UMN class-action lawsuit over student fee refunds during pandemic moves closer to trial – Twin Cities
A class-action lawsuit over pandemic-era student-fee refunds at the University of Minnesota is a step closer to trial after a judge rejected the U’s request to decide the case in its favor.
The two lead plaintiffs were Twin Cities students during the spring 2020 semester, when the U shut down the campus and moved classes online in hopes of slowing the spread of the coronavirus.
The U’s Board of Regents voted that spring to issue $35.4 million in refunds. They issued fully pro-rated refunds for housing, dining and parking contracts and various student fees. But students got back only half of their pro-rated fees for student government and student services and no refunds for those related to building improvements and football stadium debt.
Class representatives Steven Staubus and Patrick Hyatte argued that refunds were insufficient.
Hennepin County District Judge Laurie Miller in November certified the case as a class action, which means the case may ultimately lead to larger refunds for over 60,000 students throughout the five-campus system; the U is appealing the certification decision. And earlier this month, Miller mostly denied the U’s motion for summary judgment, which would have ended the case.
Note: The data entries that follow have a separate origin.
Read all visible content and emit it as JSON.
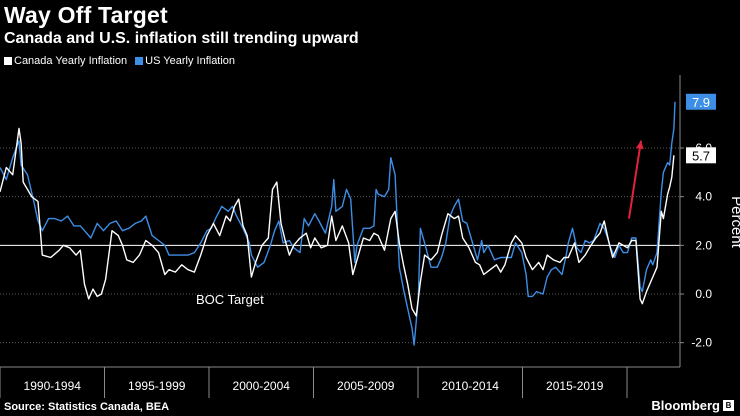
{
  "header": {
    "title": "Way Off Target",
    "subtitle": "Canada and U.S. inflation still trending upward"
  },
  "legend": {
    "canada": "Canada Yearly Inflation",
    "us": "US Yearly Inflation"
  },
  "footer": {
    "source": "Source: Statistics Canada, BEA",
    "brand": "Bloomberg"
  },
  "colors": {
    "canada": "#ffffff",
    "us": "#3d8ee6",
    "background": "#000000",
    "grid": "#5a5a5a",
    "arrow": "#e0243a"
  },
  "chart_data": {
    "type": "line",
    "title": "Way Off Target",
    "subtitle": "Canada and U.S. inflation still trending upward",
    "xlabel": "",
    "ylabel": "Percent",
    "ylim": [
      -3,
      9
    ],
    "xlim": [
      1990,
      2021.95
    ],
    "y_ticks": [
      -2.0,
      0.0,
      2.0,
      4.0,
      6.0
    ],
    "y_tick_labels": [
      "-2.0",
      "0.0",
      "2.0",
      "4.0",
      "6.0"
    ],
    "x_categories": [
      "1990-1994",
      "1995-1999",
      "2000-2004",
      "2005-2009",
      "2010-2014",
      "2015-2019"
    ],
    "grid": true,
    "legend_position": "top-left",
    "reference_line": {
      "value": 2.0,
      "label": "BOC Target"
    },
    "end_labels": {
      "us": "7.9",
      "canada": "5.7"
    },
    "annotation": "upward red arrow near latest readings",
    "series": [
      {
        "name": "Canada Yearly Inflation",
        "points": [
          [
            1990.0,
            4.2
          ],
          [
            1990.3,
            5.2
          ],
          [
            1990.6,
            4.9
          ],
          [
            1990.9,
            6.8
          ],
          [
            1991.0,
            6.2
          ],
          [
            1991.1,
            4.6
          ],
          [
            1991.5,
            4.0
          ],
          [
            1991.8,
            3.8
          ],
          [
            1992.0,
            1.6
          ],
          [
            1992.4,
            1.5
          ],
          [
            1992.8,
            1.8
          ],
          [
            1993.0,
            2.0
          ],
          [
            1993.3,
            1.9
          ],
          [
            1993.6,
            1.6
          ],
          [
            1993.8,
            1.8
          ],
          [
            1994.0,
            0.4
          ],
          [
            1994.2,
            -0.2
          ],
          [
            1994.4,
            0.2
          ],
          [
            1994.6,
            -0.1
          ],
          [
            1994.8,
            0.0
          ],
          [
            1995.0,
            0.6
          ],
          [
            1995.3,
            2.6
          ],
          [
            1995.6,
            2.4
          ],
          [
            1995.8,
            2.0
          ],
          [
            1996.0,
            1.4
          ],
          [
            1996.3,
            1.3
          ],
          [
            1996.6,
            1.6
          ],
          [
            1996.9,
            2.2
          ],
          [
            1997.2,
            2.0
          ],
          [
            1997.5,
            1.7
          ],
          [
            1997.8,
            0.8
          ],
          [
            1998.0,
            1.0
          ],
          [
            1998.3,
            0.9
          ],
          [
            1998.6,
            1.2
          ],
          [
            1998.9,
            1.0
          ],
          [
            1999.2,
            0.9
          ],
          [
            1999.5,
            1.6
          ],
          [
            1999.8,
            2.4
          ],
          [
            2000.1,
            2.9
          ],
          [
            2000.4,
            2.4
          ],
          [
            2000.7,
            3.2
          ],
          [
            2000.9,
            3.0
          ],
          [
            2001.1,
            3.6
          ],
          [
            2001.3,
            3.9
          ],
          [
            2001.5,
            2.8
          ],
          [
            2001.7,
            2.4
          ],
          [
            2001.9,
            0.7
          ],
          [
            2002.1,
            1.3
          ],
          [
            2002.4,
            2.0
          ],
          [
            2002.7,
            2.3
          ],
          [
            2002.9,
            4.3
          ],
          [
            2003.1,
            4.6
          ],
          [
            2003.3,
            2.9
          ],
          [
            2003.5,
            2.2
          ],
          [
            2003.7,
            1.6
          ],
          [
            2003.9,
            2.0
          ],
          [
            2004.2,
            2.3
          ],
          [
            2004.5,
            2.5
          ],
          [
            2004.7,
            1.9
          ],
          [
            2004.9,
            2.3
          ],
          [
            2005.2,
            1.9
          ],
          [
            2005.5,
            2.0
          ],
          [
            2005.7,
            3.2
          ],
          [
            2005.9,
            2.2
          ],
          [
            2006.2,
            2.8
          ],
          [
            2006.5,
            2.1
          ],
          [
            2006.7,
            0.8
          ],
          [
            2006.9,
            1.4
          ],
          [
            2007.2,
            2.3
          ],
          [
            2007.5,
            2.2
          ],
          [
            2007.7,
            2.5
          ],
          [
            2007.9,
            2.4
          ],
          [
            2008.2,
            1.8
          ],
          [
            2008.5,
            3.1
          ],
          [
            2008.7,
            3.4
          ],
          [
            2008.9,
            2.1
          ],
          [
            2009.1,
            1.2
          ],
          [
            2009.3,
            0.4
          ],
          [
            2009.5,
            -0.6
          ],
          [
            2009.7,
            -0.9
          ],
          [
            2009.9,
            0.5
          ],
          [
            2010.1,
            1.6
          ],
          [
            2010.4,
            1.4
          ],
          [
            2010.7,
            1.7
          ],
          [
            2010.9,
            2.4
          ],
          [
            2011.2,
            3.3
          ],
          [
            2011.5,
            3.1
          ],
          [
            2011.7,
            3.2
          ],
          [
            2011.9,
            2.3
          ],
          [
            2012.2,
            1.9
          ],
          [
            2012.5,
            1.3
          ],
          [
            2012.7,
            1.2
          ],
          [
            2012.9,
            0.8
          ],
          [
            2013.2,
            1.0
          ],
          [
            2013.5,
            1.2
          ],
          [
            2013.7,
            0.9
          ],
          [
            2013.9,
            1.2
          ],
          [
            2014.2,
            2.1
          ],
          [
            2014.4,
            2.4
          ],
          [
            2014.7,
            2.1
          ],
          [
            2014.9,
            1.5
          ],
          [
            2015.2,
            1.0
          ],
          [
            2015.5,
            1.3
          ],
          [
            2015.7,
            1.0
          ],
          [
            2015.9,
            1.6
          ],
          [
            2016.2,
            1.4
          ],
          [
            2016.5,
            1.3
          ],
          [
            2016.7,
            1.5
          ],
          [
            2016.9,
            1.5
          ],
          [
            2017.2,
            2.1
          ],
          [
            2017.4,
            1.3
          ],
          [
            2017.7,
            1.6
          ],
          [
            2017.9,
            1.9
          ],
          [
            2018.2,
            2.3
          ],
          [
            2018.4,
            2.5
          ],
          [
            2018.6,
            3.0
          ],
          [
            2018.8,
            2.2
          ],
          [
            2019.0,
            1.5
          ],
          [
            2019.3,
            2.1
          ],
          [
            2019.5,
            2.0
          ],
          [
            2019.7,
            1.9
          ],
          [
            2019.9,
            2.2
          ],
          [
            2020.1,
            2.2
          ],
          [
            2020.3,
            -0.2
          ],
          [
            2020.4,
            -0.4
          ],
          [
            2020.6,
            0.1
          ],
          [
            2020.8,
            0.5
          ],
          [
            2020.9,
            0.7
          ],
          [
            2021.1,
            1.1
          ],
          [
            2021.3,
            3.4
          ],
          [
            2021.4,
            3.1
          ],
          [
            2021.6,
            4.1
          ],
          [
            2021.7,
            4.4
          ],
          [
            2021.8,
            4.8
          ],
          [
            2021.9,
            5.7
          ]
        ]
      },
      {
        "name": "US Yearly Inflation",
        "points": [
          [
            1990.0,
            5.2
          ],
          [
            1990.3,
            4.7
          ],
          [
            1990.6,
            5.6
          ],
          [
            1990.9,
            6.3
          ],
          [
            1991.0,
            5.3
          ],
          [
            1991.3,
            4.9
          ],
          [
            1991.6,
            3.8
          ],
          [
            1991.8,
            3.0
          ],
          [
            1992.0,
            2.6
          ],
          [
            1992.3,
            3.1
          ],
          [
            1992.6,
            3.1
          ],
          [
            1992.9,
            3.0
          ],
          [
            1993.2,
            3.2
          ],
          [
            1993.5,
            2.8
          ],
          [
            1993.8,
            2.8
          ],
          [
            1994.0,
            2.6
          ],
          [
            1994.3,
            2.3
          ],
          [
            1994.6,
            2.9
          ],
          [
            1994.9,
            2.6
          ],
          [
            1995.2,
            2.9
          ],
          [
            1995.5,
            3.0
          ],
          [
            1995.8,
            2.6
          ],
          [
            1996.1,
            2.7
          ],
          [
            1996.4,
            2.9
          ],
          [
            1996.7,
            3.0
          ],
          [
            1996.9,
            3.2
          ],
          [
            1997.2,
            2.4
          ],
          [
            1997.5,
            2.2
          ],
          [
            1997.8,
            2.0
          ],
          [
            1998.0,
            1.6
          ],
          [
            1998.3,
            1.6
          ],
          [
            1998.6,
            1.6
          ],
          [
            1998.9,
            1.6
          ],
          [
            1999.2,
            1.7
          ],
          [
            1999.5,
            2.1
          ],
          [
            1999.8,
            2.6
          ],
          [
            2000.0,
            2.7
          ],
          [
            2000.2,
            3.1
          ],
          [
            2000.5,
            3.6
          ],
          [
            2000.8,
            3.4
          ],
          [
            2001.0,
            3.6
          ],
          [
            2001.2,
            3.2
          ],
          [
            2001.5,
            2.7
          ],
          [
            2001.8,
            2.1
          ],
          [
            2001.9,
            1.6
          ],
          [
            2002.2,
            1.1
          ],
          [
            2002.5,
            1.3
          ],
          [
            2002.8,
            2.0
          ],
          [
            2003.0,
            2.6
          ],
          [
            2003.2,
            3.0
          ],
          [
            2003.4,
            2.1
          ],
          [
            2003.7,
            2.2
          ],
          [
            2003.9,
            1.9
          ],
          [
            2004.2,
            1.7
          ],
          [
            2004.4,
            3.1
          ],
          [
            2004.6,
            2.8
          ],
          [
            2004.9,
            3.3
          ],
          [
            2005.1,
            3.0
          ],
          [
            2005.4,
            2.5
          ],
          [
            2005.7,
            3.6
          ],
          [
            2005.8,
            4.7
          ],
          [
            2005.9,
            3.4
          ],
          [
            2006.2,
            3.6
          ],
          [
            2006.4,
            4.3
          ],
          [
            2006.6,
            3.9
          ],
          [
            2006.8,
            1.3
          ],
          [
            2006.9,
            2.0
          ],
          [
            2007.2,
            2.7
          ],
          [
            2007.5,
            2.7
          ],
          [
            2007.7,
            2.8
          ],
          [
            2007.8,
            4.3
          ],
          [
            2007.9,
            4.1
          ],
          [
            2008.2,
            4.0
          ],
          [
            2008.4,
            4.3
          ],
          [
            2008.5,
            5.6
          ],
          [
            2008.7,
            4.9
          ],
          [
            2008.9,
            1.1
          ],
          [
            2009.1,
            0.2
          ],
          [
            2009.3,
            -0.6
          ],
          [
            2009.5,
            -1.4
          ],
          [
            2009.6,
            -2.1
          ],
          [
            2009.8,
            -0.2
          ],
          [
            2009.9,
            2.7
          ],
          [
            2010.1,
            2.1
          ],
          [
            2010.4,
            1.1
          ],
          [
            2010.7,
            1.1
          ],
          [
            2010.9,
            1.5
          ],
          [
            2011.1,
            2.1
          ],
          [
            2011.3,
            3.2
          ],
          [
            2011.5,
            3.6
          ],
          [
            2011.7,
            3.9
          ],
          [
            2011.9,
            3.0
          ],
          [
            2012.1,
            2.9
          ],
          [
            2012.3,
            2.3
          ],
          [
            2012.6,
            1.4
          ],
          [
            2012.8,
            2.2
          ],
          [
            2012.9,
            1.7
          ],
          [
            2013.1,
            2.0
          ],
          [
            2013.4,
            1.4
          ],
          [
            2013.7,
            1.5
          ],
          [
            2013.9,
            1.5
          ],
          [
            2014.2,
            1.5
          ],
          [
            2014.4,
            2.1
          ],
          [
            2014.7,
            1.7
          ],
          [
            2014.9,
            0.8
          ],
          [
            2015.0,
            -0.1
          ],
          [
            2015.2,
            -0.1
          ],
          [
            2015.4,
            0.1
          ],
          [
            2015.7,
            0.0
          ],
          [
            2015.9,
            0.7
          ],
          [
            2016.1,
            1.0
          ],
          [
            2016.3,
            1.1
          ],
          [
            2016.6,
            0.8
          ],
          [
            2016.8,
            1.6
          ],
          [
            2016.9,
            2.1
          ],
          [
            2017.1,
            2.7
          ],
          [
            2017.3,
            1.9
          ],
          [
            2017.5,
            1.7
          ],
          [
            2017.7,
            2.2
          ],
          [
            2017.9,
            2.1
          ],
          [
            2018.1,
            2.2
          ],
          [
            2018.4,
            2.9
          ],
          [
            2018.6,
            2.7
          ],
          [
            2018.8,
            2.2
          ],
          [
            2018.9,
            1.9
          ],
          [
            2019.1,
            1.5
          ],
          [
            2019.3,
            2.0
          ],
          [
            2019.5,
            1.7
          ],
          [
            2019.7,
            1.7
          ],
          [
            2019.9,
            2.3
          ],
          [
            2020.1,
            2.3
          ],
          [
            2020.3,
            0.3
          ],
          [
            2020.4,
            0.1
          ],
          [
            2020.6,
            1.0
          ],
          [
            2020.8,
            1.4
          ],
          [
            2020.9,
            1.2
          ],
          [
            2021.1,
            1.7
          ],
          [
            2021.3,
            4.2
          ],
          [
            2021.4,
            5.0
          ],
          [
            2021.6,
            5.4
          ],
          [
            2021.7,
            5.3
          ],
          [
            2021.8,
            6.2
          ],
          [
            2021.9,
            6.8
          ],
          [
            2021.95,
            7.9
          ]
        ]
      }
    ]
  }
}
Miller noted that judges in similar pandemic-era cases have reached negative conclusions on the question of whether universities’ marketing materials and student handbooks create an “implied contract” with students over the level of services they can expect to receive. Federal courts in New York and Illinois sided with the schools, while a judge in Rhode Island favored the students at the summary judgment stage.
Miller said she found the Rhode Island judge more persuasive, writing that previous Minnesota cases have recognized that “communications between schools and students may give rise to implied contracts.” She added that the U’s own decision to issue partial refunds supports that conclusion.
The judge also declined to issue judgment on the students’ claims related to unjust enrichment.
However, Miller did award summary judgment on a minor issue. Hyatte wanted his fees refunded for ensemble and applied music, but Miller found that would have required her to make a “subjective determination” about whether online music instruction was equivalent to in-person instruction, which is not allowed under Minnesota law.
Miller wrote that her decision is not a finding that the U did anything wrong, adding that the pandemic “necessitated unprecedented measures to continue the educational mission of the University, without endangering those who work there and who are enrolled there.
“The Court merely finds that Plaintiffs have sufficient evidence to proceed on their contract and unjust enrichment claims, to test whether the University adequately refunded the Mandatory Fees paid by students for the 2020 spring semester,” she wrote. “As the University has admitted, Plaintiffs were entitled to receive something in exchange for those fees. And the University made partial refunds, which can be construed as a recognition by the University that it was not delivering what it promised when it collected the Mandatory Fees.”